The key point within that first point, Fridsma told his audience, is that “Governance matters; how you make decisions around federated systems is very important,” and, extending out the metaphor of urban planning, he said, “City planning is decentralized in its control.” What is evolving forward in healthcare IT, he stressed, making his second point, is a “socio-technical system. And that means that people are part of that system, they don’t just interact with the system.” Most significantly, he said, U.S. physicians are inevitably going to express their desires, preferences, dissatisfactions, and grievances with the ways in which healthcare information technology evolves forward, and given the cultural factors involved, the forward evolution of IT in healthcare will necessarily be iterative.

Many people in U.S. healthcare have expressed frustration over the gradual, iterative aspects of the industry’s IT evolution, but the reality, Fridsma said, is that the development of IT will necessarily be incremental, and as a result, he said, “Since we will learn as we go. So in health IT, you’ve got to start with little bites and learn from each of those experiences. So this notion of modularity is really important.”

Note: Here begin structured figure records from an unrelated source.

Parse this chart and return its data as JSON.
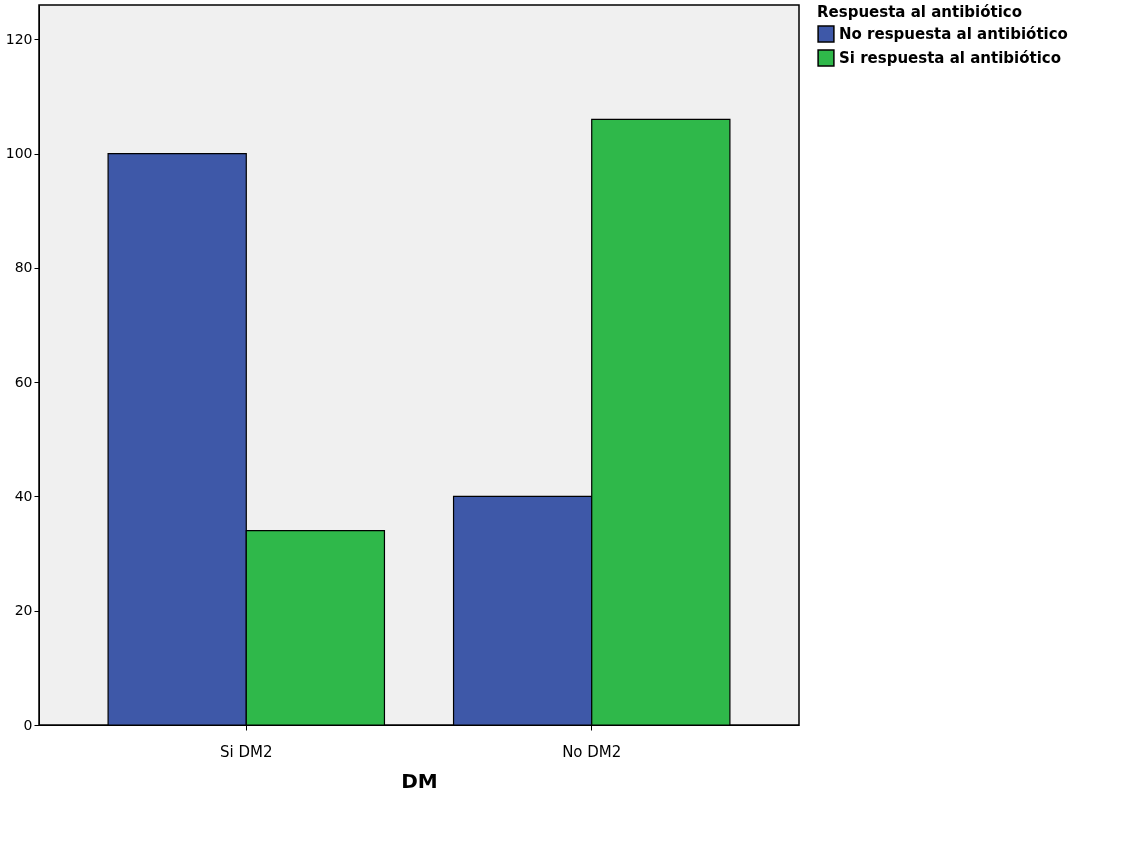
{
  "chart_data": {
    "type": "bar",
    "xlabel": "DM",
    "legend_title": "Respuesta al antibiótico",
    "categories": [
      "Si DM2",
      "No DM2"
    ],
    "series": [
      {
        "name": "No respuesta  al antibiótico",
        "color": "#3e58a8",
        "values": [
          100,
          40
        ]
      },
      {
        "name": "Si respuesta  al antibiótico",
        "color": "#2fb84a",
        "values": [
          34,
          106
        ]
      }
    ],
    "ylim": [
      0,
      126
    ],
    "yticks": [
      0,
      20,
      40,
      60,
      80,
      100,
      120
    ],
    "grid": false,
    "legend": "top right"
  }
}
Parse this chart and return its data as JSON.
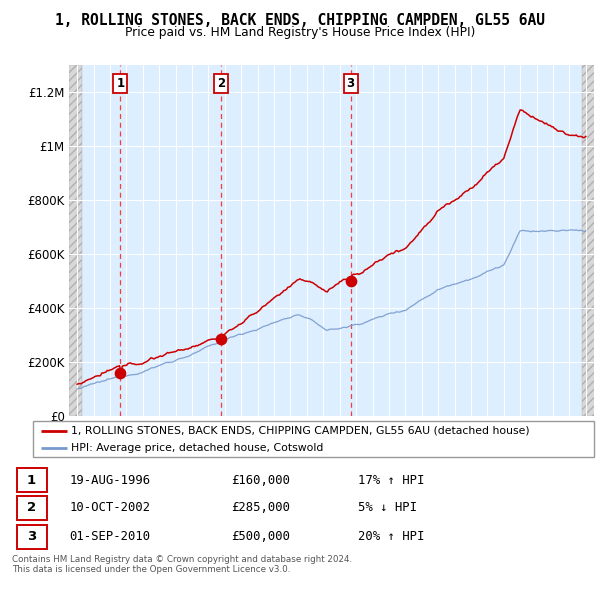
{
  "title": "1, ROLLING STONES, BACK ENDS, CHIPPING CAMPDEN, GL55 6AU",
  "subtitle": "Price paid vs. HM Land Registry's House Price Index (HPI)",
  "property_label": "1, ROLLING STONES, BACK ENDS, CHIPPING CAMPDEN, GL55 6AU (detached house)",
  "hpi_label": "HPI: Average price, detached house, Cotswold",
  "property_color": "#cc0000",
  "hpi_color": "#7799cc",
  "sale_year_floats": [
    1996.63,
    2002.78,
    2010.67
  ],
  "sale_prices": [
    160000,
    285000,
    500000
  ],
  "sale_labels": [
    "1",
    "2",
    "3"
  ],
  "sale_info": [
    {
      "label": "1",
      "date": "19-AUG-1996",
      "price": "£160,000",
      "pct": "17% ↑ HPI"
    },
    {
      "label": "2",
      "date": "10-OCT-2002",
      "price": "£285,000",
      "pct": "5% ↓ HPI"
    },
    {
      "label": "3",
      "date": "01-SEP-2010",
      "price": "£500,000",
      "pct": "20% ↑ HPI"
    }
  ],
  "ylim": [
    0,
    1300000
  ],
  "yticks": [
    0,
    200000,
    400000,
    600000,
    800000,
    1000000,
    1200000
  ],
  "ytick_labels": [
    "£0",
    "£200K",
    "£400K",
    "£600K",
    "£800K",
    "£1M",
    "£1.2M"
  ],
  "bg_color": "#ddeeff",
  "footer": "Contains HM Land Registry data © Crown copyright and database right 2024.\nThis data is licensed under the Open Government Licence v3.0."
}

Fridsma’s fourth and fifth points had to do with the broad context of IT evolution in healthcare. The reality, he said, is that regional and individual-market differences in healthcare will mean that “You’ve got to tolerate differences in semantics and sophistication” among clinicians and other end-users, and patient care organizations, across the U.S. “You’ll have rural physicians who barely have EHRs, and work via dial-ups. You’ll always have some folks ahead of the curve, and some behind the curve. That’s true of systems, too,” he added. “You’ll have legacy systems and new ones, and you’ve got to figure out a way to allow that heterogeneity to exist, even as you make things interoperable.”

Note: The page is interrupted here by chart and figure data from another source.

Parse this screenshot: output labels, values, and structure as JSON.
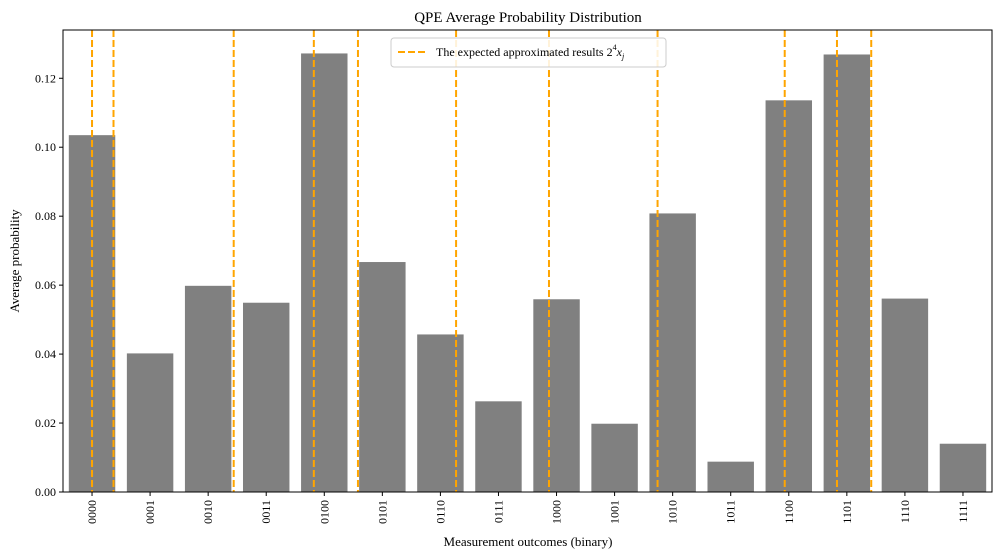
{
  "chart_data": {
    "type": "bar",
    "title": "QPE Average Probability Distribution",
    "xlabel": "Measurement outcomes (binary)",
    "ylabel": "Average probability",
    "categories": [
      "0000",
      "0001",
      "0010",
      "0011",
      "0100",
      "0101",
      "0110",
      "0111",
      "1000",
      "1001",
      "1010",
      "1011",
      "1100",
      "1101",
      "1110",
      "1111"
    ],
    "values": [
      0.1035,
      0.0402,
      0.0598,
      0.0549,
      0.1272,
      0.0667,
      0.0457,
      0.0263,
      0.0559,
      0.0198,
      0.0808,
      0.0088,
      0.1136,
      0.1269,
      0.0561,
      0.014
    ],
    "bar_color": "#808080",
    "ylim": [
      0,
      0.134
    ],
    "yticks": [
      0.0,
      0.02,
      0.04,
      0.06,
      0.08,
      0.1,
      0.12
    ],
    "ytick_labels": [
      "0.00",
      "0.02",
      "0.04",
      "0.06",
      "0.08",
      "0.10",
      "0.12"
    ],
    "xlim": [
      -0.5,
      15.5
    ],
    "expected_lines": {
      "x": [
        0.0,
        0.37,
        2.44,
        3.82,
        4.58,
        6.27,
        7.87,
        9.74,
        11.93,
        12.83,
        13.42
      ],
      "color": "#FFA500",
      "style": "dashed"
    },
    "legend": {
      "position": "top-center",
      "label_text": "The expected approximated results ",
      "label_math_base": "2",
      "label_math_exp": "4",
      "label_math_var": "x",
      "label_math_sub": "j"
    },
    "grid": false
  }
}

Finally, he said, healthcare leaders will have to come to tolerate normal failures, for example, understanding and accepting that data security breaches will occur, and that “Nothing is entirely secure. So we need to focus on risk and recovery,” rather than believing that all breaches can be prevented from occurring in the first place. The reality for those would move the U.S. healthcare industry forward, he said, is that, “If you’re a leader in this field, your job becomes one of orchestration rather than command and control,” given the city planning type of governance involved in healthcare IT in the U.S.